Das Forschungsprojekt
Der Schlaf und, eng damit verknüpft, der Traum sind seit Jahrtausenden Gegenstand von Mythen, Erzählungen und Bildern, die versuchen, Schlafen in seinem Wesen und seiner Bedeutung für die menschliche Existenz zu erfassen. Doch obgleich der Schlaf selbst und auch das Nachdenken über ihn als „anthropologische Konstante“ verstanden werden könnten, hat sich in den letzten 130 Jahren die Art und Weise, wie Schlafen gedacht, beschrieben, erforscht, vermessen, kontrolliert und praktiziert wurde, entscheidend verändert.

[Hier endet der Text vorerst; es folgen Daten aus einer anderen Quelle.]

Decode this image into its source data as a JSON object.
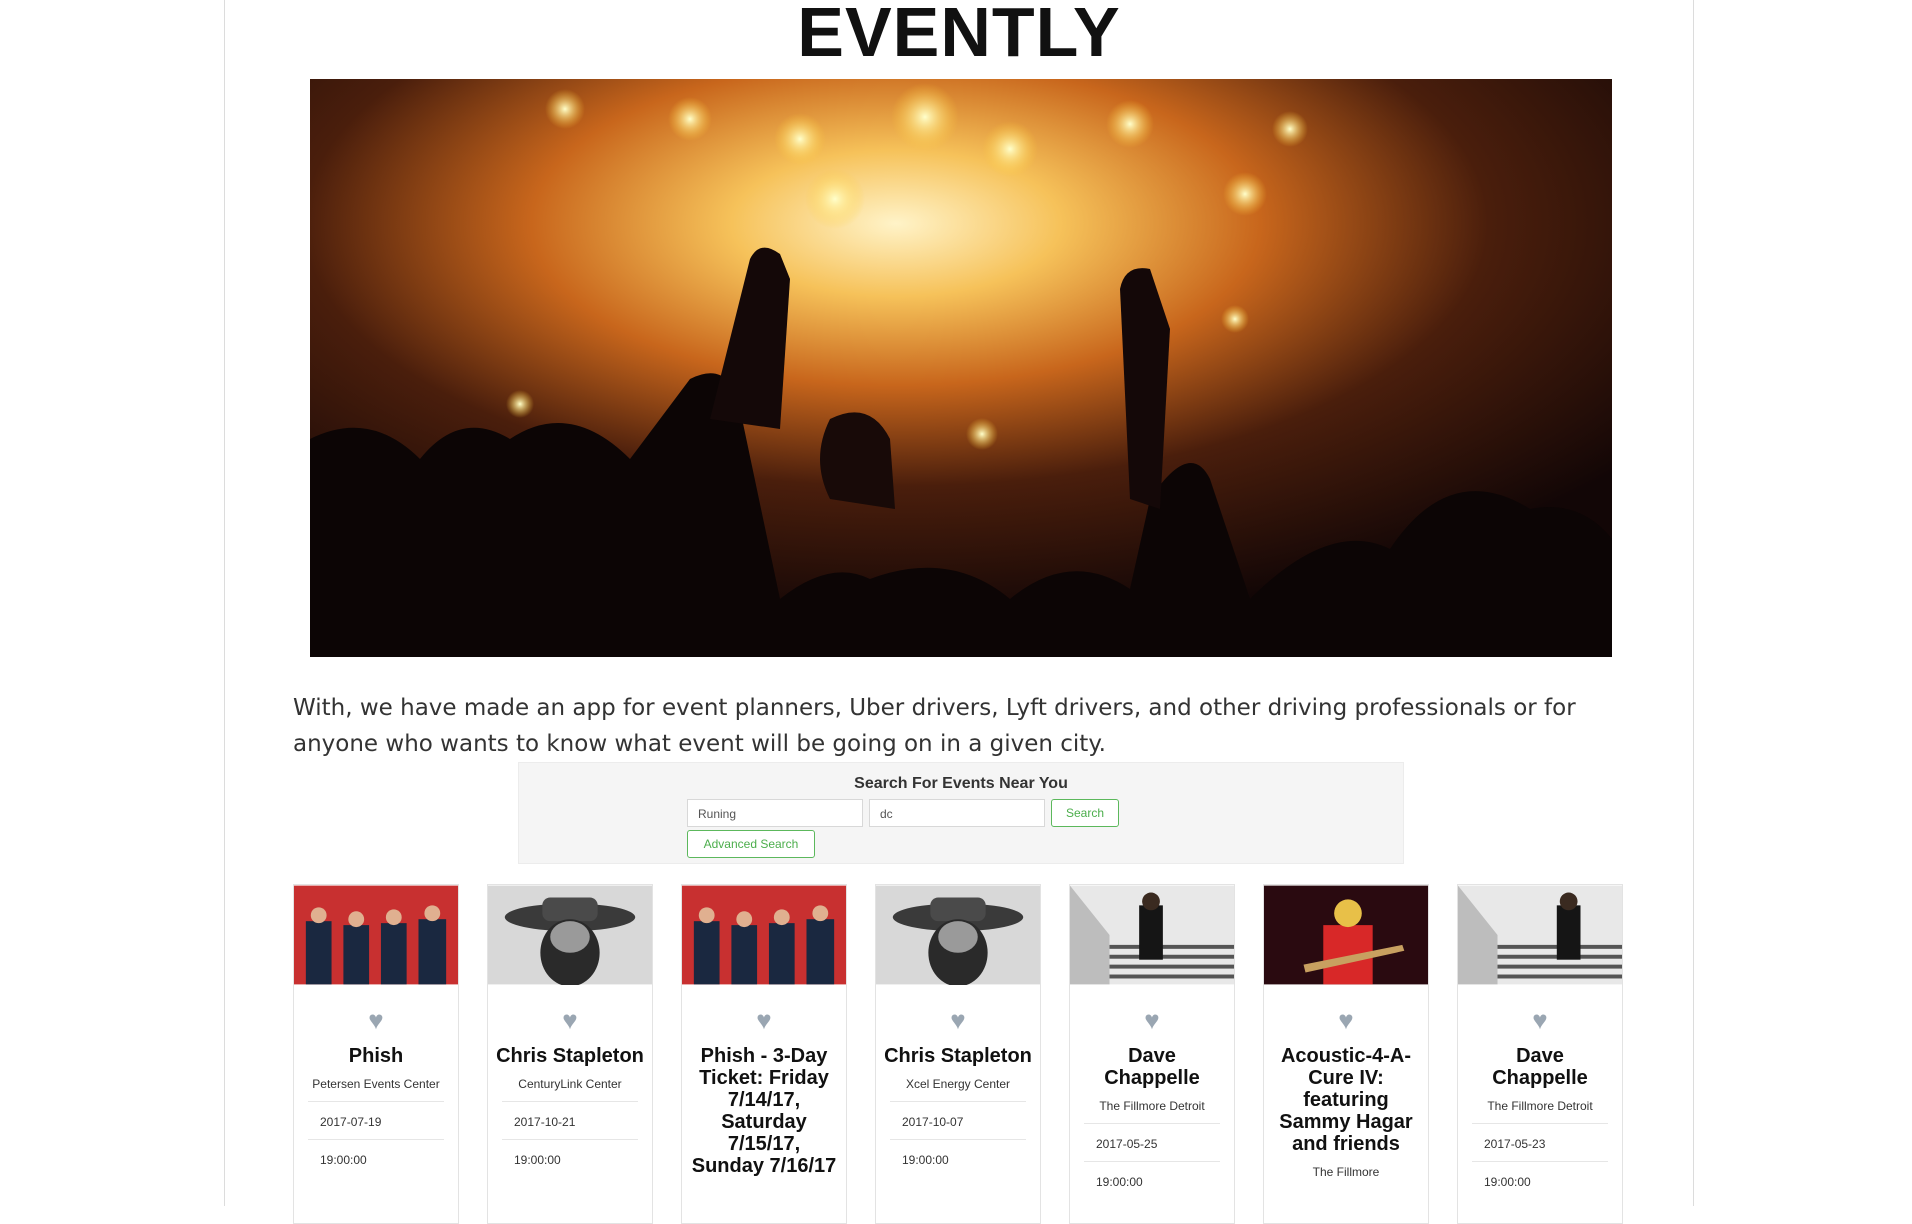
{
  "app": {
    "title": "EVENTLY"
  },
  "intro": "With, we have made an app for event planners, Uber drivers, Lyft drivers, and other driving professionals or for anyone who wants to know what event will be going on in a given city.",
  "search": {
    "title": "Search For Events Near You",
    "keyword_value": "Runing",
    "location_value": "dc",
    "search_label": "Search",
    "advanced_label": "Advanced Search"
  },
  "colors": {
    "accent_green": "#5cb85c",
    "heart": "#9aa6b2"
  },
  "events": [
    {
      "title": "Phish",
      "venue": "Petersen Events Center",
      "date": "2017-07-19",
      "time": "19:00:00",
      "image": "band-photo"
    },
    {
      "title": "Chris Stapleton",
      "venue": "CenturyLink Center",
      "date": "2017-10-21",
      "time": "19:00:00",
      "image": "portrait-photo"
    },
    {
      "title": "Phish - 3-Day Ticket: Friday 7/14/17, Saturday 7/15/17, Sunday 7/16/17",
      "venue": "",
      "date": "",
      "time": "",
      "image": "band-photo"
    },
    {
      "title": "Chris Stapleton",
      "venue": "Xcel Energy Center",
      "date": "2017-10-07",
      "time": "19:00:00",
      "image": "portrait-photo"
    },
    {
      "title": "Dave Chappelle",
      "venue": "The Fillmore Detroit",
      "date": "2017-05-25",
      "time": "19:00:00",
      "image": "stairs-photo"
    },
    {
      "title": "Acoustic-4-A-Cure IV: featuring Sammy Hagar and friends",
      "venue": "The Fillmore",
      "date": "",
      "time": "",
      "image": "guitarist-photo"
    },
    {
      "title": "Dave Chappelle",
      "venue": "The Fillmore Detroit",
      "date": "2017-05-23",
      "time": "19:00:00",
      "image": "stairs-photo"
    }
  ]
}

Die Vorstellungen vom Menschen an sich, von seinem schlafenden Körper, seiner träumenden Seele bzw. seinem träumenden „Gehirn“ waren mit dem Siegeszug der modernen Wissenschaft einem grundlegenden Wandel unterworfen. Seit dem späten 19. Jahrhundert ermöglichten neue Methoden und Techniken einen ganz anderen „wissenschaftlichen“ Blick auf den Schlaf. Gleichzeitig mussten die Zeit und der Raum für das Schlafen in die Rhythmen einer industrialisierten Gesellschaft eingepasst werden.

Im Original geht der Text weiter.